L’opposizione degli Stati membri agli emendamenti: una clamorosa marcia indietro?
A quanto pare le pesanti pressioni delle grandi imprese statunitensi e del governo americano potrebbero portare ai risultati (da loro) sperati.
Se veramente Parlamento e Commissione prendessero quella via, i cambiamenti sarebbero più che ben accolti da multinazionali che vivono grazie ai milioni di trattamenti di dati personali eseguiti – Facebook, per fare un esempio alquanto esplicativo – senza dimenticare l’amministrazione Obama che si è detta preoccupata delle evoluzioni in relazione al progetto di Regolamento.
Washington infatti è preoccupato che alcune delle misure più restrittive fossero specificamente indirizzate ad aziende americane, che la possibilità di multare le società fino al 2% del loro fatturato globale nel caso di violazione sia una misura chiaramente volta a punire i colossi del web a cui gli USA danno i natali e che tante difficoltà sembrano avere con la concezione europea di privacy.
E’ infatti noto come la privacy (e la proprietà dei dati personali) siano considerati negli USA una questione riguardante i consumatori ed abbiano una conseguente tutela.
In Europa è un Diritto Fondamentale.
Ma diciamolo: queste preoccupazioni sono state ben trasmesse.
Le “pressioni” (si legga intense attività di lobbying) sui MPE di varie nazionalità non sono certo mancate ed anzi sembrano aver influenzato almeno nove Stati Membri, i quali si sono opposti a diverse misure per paura che potessero costituire insuperabili ostacoli per la crescita delle compagnie che fanno largo uso dei dati personali.
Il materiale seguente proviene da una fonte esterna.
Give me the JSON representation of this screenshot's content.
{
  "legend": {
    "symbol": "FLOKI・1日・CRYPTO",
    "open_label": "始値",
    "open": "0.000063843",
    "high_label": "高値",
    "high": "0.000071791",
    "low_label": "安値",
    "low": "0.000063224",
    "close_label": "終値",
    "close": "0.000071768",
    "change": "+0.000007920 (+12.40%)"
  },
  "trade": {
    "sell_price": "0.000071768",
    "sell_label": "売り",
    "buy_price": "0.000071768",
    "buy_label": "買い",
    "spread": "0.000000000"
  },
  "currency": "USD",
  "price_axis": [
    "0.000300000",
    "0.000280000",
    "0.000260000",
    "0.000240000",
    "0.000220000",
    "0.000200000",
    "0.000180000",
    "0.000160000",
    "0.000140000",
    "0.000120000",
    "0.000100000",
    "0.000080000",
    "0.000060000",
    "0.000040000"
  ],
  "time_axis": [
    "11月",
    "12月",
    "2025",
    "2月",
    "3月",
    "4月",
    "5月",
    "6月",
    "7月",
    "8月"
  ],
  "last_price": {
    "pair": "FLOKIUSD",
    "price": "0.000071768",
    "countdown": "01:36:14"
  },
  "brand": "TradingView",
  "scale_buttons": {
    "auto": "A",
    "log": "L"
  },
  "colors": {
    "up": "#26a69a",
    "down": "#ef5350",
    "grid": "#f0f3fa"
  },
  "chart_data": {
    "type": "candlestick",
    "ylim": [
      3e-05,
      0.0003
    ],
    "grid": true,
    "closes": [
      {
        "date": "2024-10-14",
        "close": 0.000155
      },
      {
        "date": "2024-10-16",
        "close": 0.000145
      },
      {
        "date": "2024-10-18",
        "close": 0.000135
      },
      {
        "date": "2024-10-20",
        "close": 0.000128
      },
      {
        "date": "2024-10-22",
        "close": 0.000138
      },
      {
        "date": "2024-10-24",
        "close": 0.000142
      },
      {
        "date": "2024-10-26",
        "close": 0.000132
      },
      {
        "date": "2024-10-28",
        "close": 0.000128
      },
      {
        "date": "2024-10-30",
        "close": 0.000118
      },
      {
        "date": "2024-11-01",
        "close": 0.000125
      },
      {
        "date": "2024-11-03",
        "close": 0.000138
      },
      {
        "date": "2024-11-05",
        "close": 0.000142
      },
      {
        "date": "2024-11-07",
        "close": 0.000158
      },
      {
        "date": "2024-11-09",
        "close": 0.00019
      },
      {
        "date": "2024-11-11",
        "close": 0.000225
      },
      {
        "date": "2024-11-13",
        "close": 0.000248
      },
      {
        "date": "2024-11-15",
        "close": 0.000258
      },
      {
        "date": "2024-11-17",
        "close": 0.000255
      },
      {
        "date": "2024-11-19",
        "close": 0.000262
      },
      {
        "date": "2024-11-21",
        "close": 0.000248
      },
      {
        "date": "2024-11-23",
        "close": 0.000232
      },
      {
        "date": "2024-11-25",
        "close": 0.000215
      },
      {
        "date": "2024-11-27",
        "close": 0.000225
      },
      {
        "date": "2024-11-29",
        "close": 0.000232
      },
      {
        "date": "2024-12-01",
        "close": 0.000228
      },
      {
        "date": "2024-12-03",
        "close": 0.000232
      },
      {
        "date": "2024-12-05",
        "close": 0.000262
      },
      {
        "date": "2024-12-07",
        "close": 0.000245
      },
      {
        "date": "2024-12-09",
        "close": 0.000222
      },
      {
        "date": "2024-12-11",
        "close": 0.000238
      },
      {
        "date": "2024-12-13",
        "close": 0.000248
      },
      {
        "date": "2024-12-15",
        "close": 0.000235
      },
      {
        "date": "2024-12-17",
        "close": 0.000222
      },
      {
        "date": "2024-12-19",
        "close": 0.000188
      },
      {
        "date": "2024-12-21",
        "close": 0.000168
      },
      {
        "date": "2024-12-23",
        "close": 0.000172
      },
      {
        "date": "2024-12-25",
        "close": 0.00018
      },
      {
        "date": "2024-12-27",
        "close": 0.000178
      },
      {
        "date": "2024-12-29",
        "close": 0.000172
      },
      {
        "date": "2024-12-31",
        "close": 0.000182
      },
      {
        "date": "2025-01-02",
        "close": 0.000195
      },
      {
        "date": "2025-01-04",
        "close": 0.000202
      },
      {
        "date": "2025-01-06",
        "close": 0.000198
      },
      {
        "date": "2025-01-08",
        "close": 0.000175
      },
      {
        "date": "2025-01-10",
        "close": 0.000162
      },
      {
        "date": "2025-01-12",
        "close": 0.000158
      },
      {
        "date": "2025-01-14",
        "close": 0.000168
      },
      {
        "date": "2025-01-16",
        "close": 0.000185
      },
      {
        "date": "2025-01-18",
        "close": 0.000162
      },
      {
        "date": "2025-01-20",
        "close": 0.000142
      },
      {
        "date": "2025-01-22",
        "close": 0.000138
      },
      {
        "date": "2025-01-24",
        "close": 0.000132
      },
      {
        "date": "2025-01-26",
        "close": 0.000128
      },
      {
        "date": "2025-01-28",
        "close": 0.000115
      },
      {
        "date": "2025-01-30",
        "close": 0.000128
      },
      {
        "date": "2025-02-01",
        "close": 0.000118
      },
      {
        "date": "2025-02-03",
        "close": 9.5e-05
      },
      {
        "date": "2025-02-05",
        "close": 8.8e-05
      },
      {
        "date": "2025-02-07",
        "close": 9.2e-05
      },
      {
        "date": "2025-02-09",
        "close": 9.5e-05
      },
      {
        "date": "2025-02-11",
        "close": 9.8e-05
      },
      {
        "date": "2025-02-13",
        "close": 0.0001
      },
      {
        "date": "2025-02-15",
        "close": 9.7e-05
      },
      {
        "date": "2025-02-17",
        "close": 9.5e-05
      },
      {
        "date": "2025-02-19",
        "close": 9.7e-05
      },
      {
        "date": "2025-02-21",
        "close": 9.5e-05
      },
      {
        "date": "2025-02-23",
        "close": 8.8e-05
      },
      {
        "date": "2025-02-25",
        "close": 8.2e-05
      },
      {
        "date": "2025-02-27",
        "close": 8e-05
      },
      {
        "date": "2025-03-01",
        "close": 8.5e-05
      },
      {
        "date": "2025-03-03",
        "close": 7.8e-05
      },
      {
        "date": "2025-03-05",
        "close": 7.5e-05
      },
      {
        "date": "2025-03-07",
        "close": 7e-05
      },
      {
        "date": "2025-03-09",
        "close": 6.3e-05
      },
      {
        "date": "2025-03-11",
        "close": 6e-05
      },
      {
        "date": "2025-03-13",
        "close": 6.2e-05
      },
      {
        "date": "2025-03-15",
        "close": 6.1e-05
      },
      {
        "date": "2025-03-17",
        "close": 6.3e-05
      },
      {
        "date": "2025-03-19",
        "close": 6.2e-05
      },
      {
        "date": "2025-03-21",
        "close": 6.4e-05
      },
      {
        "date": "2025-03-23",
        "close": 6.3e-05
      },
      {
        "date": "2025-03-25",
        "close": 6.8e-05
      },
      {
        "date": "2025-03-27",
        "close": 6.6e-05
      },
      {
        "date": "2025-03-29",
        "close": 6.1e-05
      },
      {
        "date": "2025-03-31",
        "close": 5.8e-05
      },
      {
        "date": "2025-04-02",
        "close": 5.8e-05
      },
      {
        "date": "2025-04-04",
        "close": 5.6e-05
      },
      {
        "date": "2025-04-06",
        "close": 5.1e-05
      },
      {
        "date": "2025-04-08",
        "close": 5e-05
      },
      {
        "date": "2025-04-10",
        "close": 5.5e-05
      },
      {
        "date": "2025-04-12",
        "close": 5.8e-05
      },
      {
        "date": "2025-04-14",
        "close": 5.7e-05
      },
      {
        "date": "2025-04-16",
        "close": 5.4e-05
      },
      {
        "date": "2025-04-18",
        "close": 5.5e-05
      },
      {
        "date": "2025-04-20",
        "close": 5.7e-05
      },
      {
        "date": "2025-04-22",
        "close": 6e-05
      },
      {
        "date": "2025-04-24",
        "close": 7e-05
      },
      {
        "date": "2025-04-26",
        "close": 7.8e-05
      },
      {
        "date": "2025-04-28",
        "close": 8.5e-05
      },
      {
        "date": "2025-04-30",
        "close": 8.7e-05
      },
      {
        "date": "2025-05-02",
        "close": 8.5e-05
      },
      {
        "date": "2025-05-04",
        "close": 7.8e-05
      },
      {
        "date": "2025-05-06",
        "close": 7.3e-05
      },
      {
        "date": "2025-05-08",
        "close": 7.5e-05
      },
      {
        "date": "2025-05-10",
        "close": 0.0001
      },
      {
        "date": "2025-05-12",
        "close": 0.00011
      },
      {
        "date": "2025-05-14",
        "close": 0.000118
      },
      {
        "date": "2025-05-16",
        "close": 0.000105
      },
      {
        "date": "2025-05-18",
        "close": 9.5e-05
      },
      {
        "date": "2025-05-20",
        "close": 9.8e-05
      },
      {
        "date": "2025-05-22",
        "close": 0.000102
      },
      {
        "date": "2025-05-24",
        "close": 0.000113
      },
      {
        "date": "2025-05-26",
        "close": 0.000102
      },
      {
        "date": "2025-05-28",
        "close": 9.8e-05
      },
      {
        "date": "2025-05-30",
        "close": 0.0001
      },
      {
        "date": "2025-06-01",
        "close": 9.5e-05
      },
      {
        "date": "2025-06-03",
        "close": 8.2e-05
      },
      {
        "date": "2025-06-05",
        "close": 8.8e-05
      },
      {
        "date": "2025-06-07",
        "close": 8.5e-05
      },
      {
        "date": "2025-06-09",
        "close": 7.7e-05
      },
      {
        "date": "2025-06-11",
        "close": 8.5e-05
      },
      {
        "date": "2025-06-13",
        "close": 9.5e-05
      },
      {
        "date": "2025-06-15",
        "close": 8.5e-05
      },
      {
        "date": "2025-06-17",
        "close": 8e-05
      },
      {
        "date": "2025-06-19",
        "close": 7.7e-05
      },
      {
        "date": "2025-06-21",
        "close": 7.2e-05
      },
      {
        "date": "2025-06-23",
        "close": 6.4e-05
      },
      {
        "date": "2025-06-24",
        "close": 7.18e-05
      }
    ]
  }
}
Tra questi Belgio (!), Germania, Inghilterra, hanno reso evidente il loro malcontento e disaccordo per quanto riguarda l’onerosità di alcuni degli obblighi imposti dal (futuro?) Regolamento.
A quanto pare si è diffusa l’opinione che sia necessario provvedere alla redazione di una nuova bozza che riduca sensibilmente i carichi e gli obblighi per le imprese, soprattutto quelle con sede extra-europea.
Infatti gli Stati Membri più attenti alle esigenze delle compagnie detentrici di-notevoli- interessi, vedrebbero con favore una proposta di Regolamento che preveda obblighi ed oneri in virtù del principio di valutazione del rischio per i dati personali trattati; approccio che, sempre secondo i suddetti stati, libererebbe piccole e medie imprese da diversi carichi ed adempimenti invece imposti nell’attuale bozza.
L’oramai notissima Viviane Reding si è detta disponibile ad emendare il test vigente per ricercare quell’equilibrio e “alleggerimento” tanto necessari per non gravare eccessivamente sulle piccole e medie imprese.
Se questo approccio volto ad uno snellimento in ragione di un futuro e più rapido sviluppo può essere condivisibile, non altrettanto si può dire della volontà di eliminare alcune delle novità più importanti.
Si parla di un’opposizione delle grandi aziende a punti ritenuti invece fondamentali: a partire dall’obbligo del preventivo ed esplicito consenso da parte dell’interessato fino al tanto discusso diritto all’oblio.
Ma non finisce qui.
Com’è noto l’Inghilterra sta spingendo molto affinchè la nomina della figura (centrale) del Data ProtectionOfficer – il nostro responsabile della protezione dei dati personali- venga resa solo opzionale e non più obbligatoria ed ancora la Germania richiede che vengano snellite le regole che disciplinano il trattamento dei dati personali da parte delle pubbliche istituzioni.
Inutile dire come i rappresentanti dell’American Chamber of Commerce si siano detti favorevoli ad un Regolamento che si basi su di un principio di valutazione dei rischi, che a loro parere “proteggerebbe in maniera effettiva ed efficace i dati personali ed allo stesso tempo ridurrebbe gli oneri amministrativi e la burocrazia”.
Due le conclusioni che si possono legittimamente trarre: l’attività di lobbying paga, i passi avanti (accompagnati anche dai contenuti elogi fatti dal Garante Europeo) potrebbero essere più piccoli di quello che sembravano.